Der deutsch-iranische Aktivist Jamshid Sharmahd ist tot. Hingerichtet vom Mullah-Regime in Theheran nach einem Schauprozess, in dem er als angeblicher Spion verurteilt wurde. Der iranische Geschäftsträger in Berlin wurde ins Auswärtige Amt einbestellt und, so hieß es in der Hauptstadtpresse, parallel dazu habe auch der deutsche Botschafter beim iranischen Außenminister in Teheran gegen die Ermordung protestiert. Außenministerin Baerbock habe den deutschen Botschafter zu Konsultationen nach Berlin zurückberufen. Soweit die menschenrechtliche und feministische Aussenpolitik Annalena Baerbocks.

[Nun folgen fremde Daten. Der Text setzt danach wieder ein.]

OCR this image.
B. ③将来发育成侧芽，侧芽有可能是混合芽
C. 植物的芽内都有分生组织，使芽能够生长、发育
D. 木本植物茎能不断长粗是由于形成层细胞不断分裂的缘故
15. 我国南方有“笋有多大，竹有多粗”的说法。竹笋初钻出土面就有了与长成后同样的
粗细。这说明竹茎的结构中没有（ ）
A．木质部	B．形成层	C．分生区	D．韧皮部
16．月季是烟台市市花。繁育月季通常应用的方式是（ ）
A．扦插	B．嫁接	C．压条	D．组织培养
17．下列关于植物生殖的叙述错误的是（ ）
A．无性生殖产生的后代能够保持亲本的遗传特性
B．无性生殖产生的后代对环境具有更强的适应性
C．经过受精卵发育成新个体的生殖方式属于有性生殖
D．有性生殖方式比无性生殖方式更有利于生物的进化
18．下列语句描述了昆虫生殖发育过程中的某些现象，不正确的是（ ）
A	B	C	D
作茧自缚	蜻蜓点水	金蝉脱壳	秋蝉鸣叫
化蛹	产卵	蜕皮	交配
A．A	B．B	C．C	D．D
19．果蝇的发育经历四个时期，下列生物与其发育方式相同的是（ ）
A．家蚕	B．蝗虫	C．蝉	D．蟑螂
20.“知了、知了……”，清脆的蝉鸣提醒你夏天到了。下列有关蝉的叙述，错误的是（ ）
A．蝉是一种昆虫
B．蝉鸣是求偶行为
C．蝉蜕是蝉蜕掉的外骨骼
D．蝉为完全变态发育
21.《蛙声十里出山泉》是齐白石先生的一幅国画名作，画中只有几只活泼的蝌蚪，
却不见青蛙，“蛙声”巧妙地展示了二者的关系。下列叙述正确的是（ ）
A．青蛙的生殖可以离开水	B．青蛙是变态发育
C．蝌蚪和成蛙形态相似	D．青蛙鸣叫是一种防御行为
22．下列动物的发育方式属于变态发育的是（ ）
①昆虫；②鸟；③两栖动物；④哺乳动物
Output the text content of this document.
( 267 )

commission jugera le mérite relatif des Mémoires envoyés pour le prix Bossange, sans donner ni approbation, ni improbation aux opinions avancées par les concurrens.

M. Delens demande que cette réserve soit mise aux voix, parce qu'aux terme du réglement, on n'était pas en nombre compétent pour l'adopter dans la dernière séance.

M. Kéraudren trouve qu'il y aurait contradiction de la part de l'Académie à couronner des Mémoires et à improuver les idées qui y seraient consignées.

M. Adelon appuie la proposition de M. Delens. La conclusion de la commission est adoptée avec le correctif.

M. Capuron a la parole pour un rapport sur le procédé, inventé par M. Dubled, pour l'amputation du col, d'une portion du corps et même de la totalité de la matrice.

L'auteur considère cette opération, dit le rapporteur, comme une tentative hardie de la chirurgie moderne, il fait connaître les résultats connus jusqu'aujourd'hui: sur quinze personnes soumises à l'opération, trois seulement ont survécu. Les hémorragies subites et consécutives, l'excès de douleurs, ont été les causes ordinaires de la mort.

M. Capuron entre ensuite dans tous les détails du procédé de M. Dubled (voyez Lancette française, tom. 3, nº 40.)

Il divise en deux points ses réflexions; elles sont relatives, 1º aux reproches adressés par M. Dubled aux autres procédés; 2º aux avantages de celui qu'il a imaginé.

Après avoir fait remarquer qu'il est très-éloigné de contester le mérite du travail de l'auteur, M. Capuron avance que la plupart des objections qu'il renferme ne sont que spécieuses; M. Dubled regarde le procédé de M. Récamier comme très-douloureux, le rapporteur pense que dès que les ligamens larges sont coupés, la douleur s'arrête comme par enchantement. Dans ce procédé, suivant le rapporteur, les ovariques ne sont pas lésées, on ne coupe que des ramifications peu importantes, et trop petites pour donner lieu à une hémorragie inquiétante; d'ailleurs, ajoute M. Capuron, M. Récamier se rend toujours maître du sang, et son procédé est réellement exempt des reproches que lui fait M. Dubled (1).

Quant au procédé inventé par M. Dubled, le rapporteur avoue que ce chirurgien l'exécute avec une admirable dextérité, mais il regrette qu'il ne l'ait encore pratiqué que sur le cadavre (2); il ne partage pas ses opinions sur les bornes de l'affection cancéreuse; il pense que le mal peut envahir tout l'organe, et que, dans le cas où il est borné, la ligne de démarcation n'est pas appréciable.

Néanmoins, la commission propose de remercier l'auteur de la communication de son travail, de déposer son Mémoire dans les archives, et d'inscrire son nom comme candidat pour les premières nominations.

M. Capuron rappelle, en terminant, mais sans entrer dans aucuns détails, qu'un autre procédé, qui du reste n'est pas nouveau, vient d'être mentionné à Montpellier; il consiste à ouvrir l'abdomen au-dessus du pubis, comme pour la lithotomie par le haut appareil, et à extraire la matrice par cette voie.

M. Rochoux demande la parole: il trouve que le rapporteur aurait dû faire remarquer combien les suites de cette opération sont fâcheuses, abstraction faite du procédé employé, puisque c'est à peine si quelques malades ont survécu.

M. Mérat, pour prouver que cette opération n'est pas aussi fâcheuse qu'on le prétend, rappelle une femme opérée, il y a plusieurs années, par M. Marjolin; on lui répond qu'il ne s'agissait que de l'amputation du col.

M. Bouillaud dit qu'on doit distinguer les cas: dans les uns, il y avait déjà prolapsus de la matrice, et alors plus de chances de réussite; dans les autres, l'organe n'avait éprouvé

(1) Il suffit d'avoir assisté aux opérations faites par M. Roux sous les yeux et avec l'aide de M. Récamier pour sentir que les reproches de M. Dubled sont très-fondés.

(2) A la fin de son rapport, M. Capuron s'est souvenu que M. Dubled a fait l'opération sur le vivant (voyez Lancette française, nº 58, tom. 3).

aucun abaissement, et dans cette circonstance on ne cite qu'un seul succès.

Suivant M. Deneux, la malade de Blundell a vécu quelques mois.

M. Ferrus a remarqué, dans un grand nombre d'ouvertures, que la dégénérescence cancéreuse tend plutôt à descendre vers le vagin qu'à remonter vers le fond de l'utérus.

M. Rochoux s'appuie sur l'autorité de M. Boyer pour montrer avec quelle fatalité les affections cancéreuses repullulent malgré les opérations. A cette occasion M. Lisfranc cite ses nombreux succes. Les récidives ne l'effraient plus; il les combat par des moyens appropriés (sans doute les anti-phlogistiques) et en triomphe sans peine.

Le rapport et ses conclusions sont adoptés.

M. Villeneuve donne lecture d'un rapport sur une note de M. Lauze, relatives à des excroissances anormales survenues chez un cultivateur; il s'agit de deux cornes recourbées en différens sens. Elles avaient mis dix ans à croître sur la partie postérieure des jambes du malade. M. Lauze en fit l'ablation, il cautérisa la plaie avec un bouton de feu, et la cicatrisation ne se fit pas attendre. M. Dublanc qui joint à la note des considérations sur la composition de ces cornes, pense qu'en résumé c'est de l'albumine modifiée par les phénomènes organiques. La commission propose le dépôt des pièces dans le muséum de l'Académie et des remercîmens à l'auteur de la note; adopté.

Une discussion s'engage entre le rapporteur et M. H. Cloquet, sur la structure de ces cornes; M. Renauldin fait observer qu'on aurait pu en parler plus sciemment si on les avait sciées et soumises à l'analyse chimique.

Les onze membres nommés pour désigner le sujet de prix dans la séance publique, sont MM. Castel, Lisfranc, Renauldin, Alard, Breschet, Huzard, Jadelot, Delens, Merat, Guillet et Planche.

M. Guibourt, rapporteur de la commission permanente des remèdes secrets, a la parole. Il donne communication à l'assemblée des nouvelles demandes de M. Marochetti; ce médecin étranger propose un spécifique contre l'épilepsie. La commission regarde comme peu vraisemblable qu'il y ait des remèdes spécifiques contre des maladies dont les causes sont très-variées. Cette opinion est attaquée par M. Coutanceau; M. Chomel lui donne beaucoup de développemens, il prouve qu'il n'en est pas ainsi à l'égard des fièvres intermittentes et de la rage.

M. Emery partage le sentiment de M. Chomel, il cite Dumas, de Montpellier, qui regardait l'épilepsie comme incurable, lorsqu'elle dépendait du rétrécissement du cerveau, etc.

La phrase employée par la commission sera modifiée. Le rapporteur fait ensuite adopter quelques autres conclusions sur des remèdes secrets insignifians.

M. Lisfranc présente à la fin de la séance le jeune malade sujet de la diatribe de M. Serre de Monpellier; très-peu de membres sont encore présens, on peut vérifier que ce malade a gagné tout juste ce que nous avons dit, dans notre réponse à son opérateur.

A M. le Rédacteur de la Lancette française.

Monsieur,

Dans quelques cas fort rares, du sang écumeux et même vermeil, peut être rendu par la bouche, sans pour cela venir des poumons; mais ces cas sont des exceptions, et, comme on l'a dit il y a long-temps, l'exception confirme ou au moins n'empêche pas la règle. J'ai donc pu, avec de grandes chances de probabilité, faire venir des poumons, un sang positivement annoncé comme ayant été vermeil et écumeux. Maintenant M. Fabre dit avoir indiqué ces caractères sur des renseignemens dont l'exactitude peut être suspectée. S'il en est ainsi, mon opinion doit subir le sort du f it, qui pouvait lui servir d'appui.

Kritische Beobachter fragen sich, was das Auswärtige Amt eigentlich unternommen hat, um Jamshid Sharmahd frei zu bekommen. Dass er akut gefährdet war, stand nach der Anklage und dem unmenschlichen, aber auch angesichts der “Beweise” unsäglichen Urteil fest. Dass Despotenregime, insbesondere der Iran, solche Urteile fällen, ist nicht neu. Je substanzloser und weiter hergeholt die Vorwürfe sind, desto eher, so die diplomatische Grundregel, geht es nicht um den angeblichen Täter, sondern darum, dass der Iran einen Deal – über was auch immer – eingehen würde. Dass der Betroffene zur Geisel genommen wird, um ein wie auch immer geartetes Verhandlungsziel zu erreichen, liegt meistens auf der Hand. Es ist die vornehmste Pflicht jeder (Geheim-)Diplomatie – deshalb heißt die so – sensibel und diskret zu ergründen, was der “Preis” eines solchen Lebens ist und dann abzuwägen, wie ein diplomatischer Kuhhandel aussehen könnte, der es ermöglicht, das Leben des Betroffenen zu retten. Hans-Dietrich Genscher, Klaus Kinkel und Joschka Fischer, ja selbst Guido Westerwelle, waren sich dieser Mittel bewusst und wendeten sie an, um Leben zu retten. Genscher rettete selbst nach seiner aktiven Zeit noch den russischen Dissidenten Chodorkowski vor Putin – so gut war er vernetzt und konnte diplomatische Strippen ziehen.
Was hat das Auswärtige Amt aktiv getan?
Aber was hat das Auswärtige Amt im Vorfeld der Hinrichtung Sharmahds getan, um diese zu verhindern? Hat die Außenministerin den Fall aufgegriffen und unter vier Augen mit ihrem Kollegen besprochen? Einem Aussenminister, der wegen der Unerstützung Russlands mit Drohnen gegen die Ukraine, wegen der Überfälle und Raketen auf Israel keine so guten Karten hat? Hat das AA jemals herausbekommen, welchen Preis das durch und durch korrupte Regime verlangte, um eine weltpolitisch unbedeutetende, zur Geisel der Politik gemachte Person auszutauschen? War es eine Fehleinschätzung oder mangelndes Engagement, denen Sharmadh zum Opfer fiel? Das bedarf der dringenden Aufklärung!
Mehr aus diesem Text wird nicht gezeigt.